Middle East Quarterly

Fall 2022

Volume 29: Number 4

Muslim Sources of the Crusader Period: An Anthology

Gary Gambill

Lindsay (Colorado State University) and Mourad (Smith College) write:

This anthology is an attempt to bring to light a disparate selection of sources that in our assessment introduce the student of Crusades history to a more complex understanding of the Crusades and the interactions between Franks and Muslims—which ranged from animosity to amity—in the broader context of Islamic history.

The authors succeed in presenting an account of the Crusades from an exclusively Muslim perspective. Their sources, “many translated here into English for the first time,” cover topics and genres including travel and geographical literature, jihadist and juridical directives, chronicles and poetry, treaties and truces.
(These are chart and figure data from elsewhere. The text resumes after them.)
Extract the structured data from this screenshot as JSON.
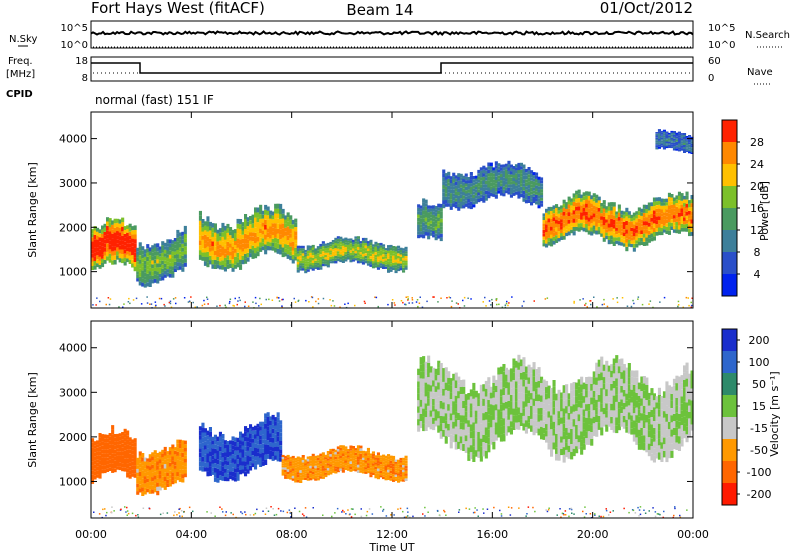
{
  "header": {
    "station": "Fort Hays West (fitACF)",
    "beam": "Beam 14",
    "date": "01/Oct/2012"
  },
  "summary_panels": {
    "nsky_label": "N.Sky",
    "nsearch_label": "N.Search",
    "noise_ticks": [
      "10^5",
      "10^0"
    ],
    "freq_label_1": "Freq.",
    "freq_label_2": "[MHz]",
    "freq_ticks": [
      "18",
      "8"
    ],
    "nave_label": "Nave",
    "nave_ticks": [
      "60",
      "0"
    ],
    "cpid_label": "CPID",
    "cpid_value": "normal (fast) 151 IF"
  },
  "chart_data": [
    {
      "type": "heatmap",
      "name": "power",
      "ylabel": "Slant Range [km]",
      "xlabel": "",
      "x_ticks": [
        "00:00",
        "04:00",
        "08:00",
        "12:00",
        "16:00",
        "20:00",
        "00:00"
      ],
      "y_ticks": [
        1000,
        2000,
        3000,
        4000
      ],
      "ylim": [
        180,
        4600
      ],
      "xlim_hours": [
        0,
        24
      ],
      "colorbar": {
        "label": "Power [dB]",
        "ticks": [
          4,
          8,
          12,
          16,
          20,
          24,
          28
        ],
        "range": [
          0,
          32
        ],
        "colors": [
          "#0022ee",
          "#2a4fc9",
          "#3d7f9a",
          "#4a9a60",
          "#7cc02a",
          "#ffc000",
          "#ff8800",
          "#ff2200"
        ]
      },
      "echo_regions": [
        {
          "t0": 0.0,
          "t1": 1.8,
          "r0": 800,
          "r1": 2200,
          "level": 24
        },
        {
          "t0": 1.8,
          "t1": 3.8,
          "r0": 700,
          "r1": 2000,
          "level": 12
        },
        {
          "t0": 4.3,
          "t1": 8.2,
          "r0": 1000,
          "r1": 2500,
          "level": 18
        },
        {
          "t0": 8.2,
          "t1": 12.6,
          "r0": 1000,
          "r1": 1800,
          "level": 14
        },
        {
          "t0": 13.0,
          "t1": 14.0,
          "r0": 1400,
          "r1": 2600,
          "level": 10
        },
        {
          "t0": 14.0,
          "t1": 18.0,
          "r0": 2400,
          "r1": 3500,
          "level": 8
        },
        {
          "t0": 18.0,
          "t1": 24.0,
          "r0": 1500,
          "r1": 2800,
          "level": 20
        },
        {
          "t0": 22.5,
          "t1": 24.0,
          "r0": 3600,
          "r1": 4200,
          "level": 6
        }
      ]
    },
    {
      "type": "heatmap",
      "name": "velocity",
      "ylabel": "Slant Range [km]",
      "xlabel": "Time UT",
      "x_ticks": [
        "00:00",
        "04:00",
        "08:00",
        "12:00",
        "16:00",
        "20:00",
        "00:00"
      ],
      "y_ticks": [
        1000,
        2000,
        3000,
        4000
      ],
      "ylim": [
        180,
        4600
      ],
      "xlim_hours": [
        0,
        24
      ],
      "colorbar": {
        "label": "Velocity [m s⁻¹]",
        "ticks": [
          "200",
          "100",
          "50",
          "15",
          "-15",
          "-50",
          "-100",
          "-200"
        ],
        "colors": [
          "#1a2ecc",
          "#2e66cc",
          "#2e8a6a",
          "#6cc23c",
          "#c8c8c8",
          "#ff9900",
          "#ff6600",
          "#ff1a00"
        ]
      },
      "echo_regions": [
        {
          "t0": 0.0,
          "t1": 1.8,
          "r0": 800,
          "r1": 2200,
          "vel": -120
        },
        {
          "t0": 1.8,
          "t1": 3.8,
          "r0": 700,
          "r1": 2000,
          "vel": -60
        },
        {
          "t0": 4.3,
          "t1": 7.6,
          "r0": 1000,
          "r1": 2500,
          "vel": 150
        },
        {
          "t0": 7.6,
          "t1": 12.6,
          "r0": 1000,
          "r1": 1800,
          "vel": -60
        },
        {
          "t0": 13.0,
          "t1": 24.0,
          "r0": 1500,
          "r1": 3800,
          "vel": 0
        }
      ]
    }
  ]
}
Not only is the book balanced, reproducing the accounts of enmity and amity (the latter admittedly few and circumstantial), but it is objective, not dissembling about the topics that most concerned their Muslim authors yet might cause embarrassment today. Take jihad: After correctly dismissing the “spiritual” or “greater” jihad phantom as being “without foundation,” Lindsay and Mourad assert,

When the authors of the Muslim sources in this anthology used the word jihad, they invariably meant warfare against the enemies of God and the Muslims.

The authors end each chapter with pedagogical questions to prompt the reader to explore. Especially helpful are the many scholarly footnotes to assist the non-specialist in navigating what may be strange terrain, including one that exposes a little-known pun among Muslims, who referred to Christendom’s most sacred church in Jerusalem, the Church of Resurrection (qiyama) as the Church of Refuse (qumama). For students of the Crusades, the book offers several important features, including appendices (an especially useful one is titled “Quranic Verses on War and Peace”), biographical overviews, glossaries, and maps.

Those interested in current events and questions will find that the book unwittingly demonstrates many continuities with the present. It confirms that much behavior now presented as aberrant—intrinsic animosity for non-Muslims, expectations of cowed (dhimmi) behavior from subjugated Jews and Christians, the destruction or transformation of churches into mosques, the temporal nature of truces, the eternal nature of jihad, praise for jihadist martyrdom, and the allure of the houri (supernatural women who will accompany Muslim believers in Paradise)—were the norm for those Muslim authors excerpted in this very welcome anthology.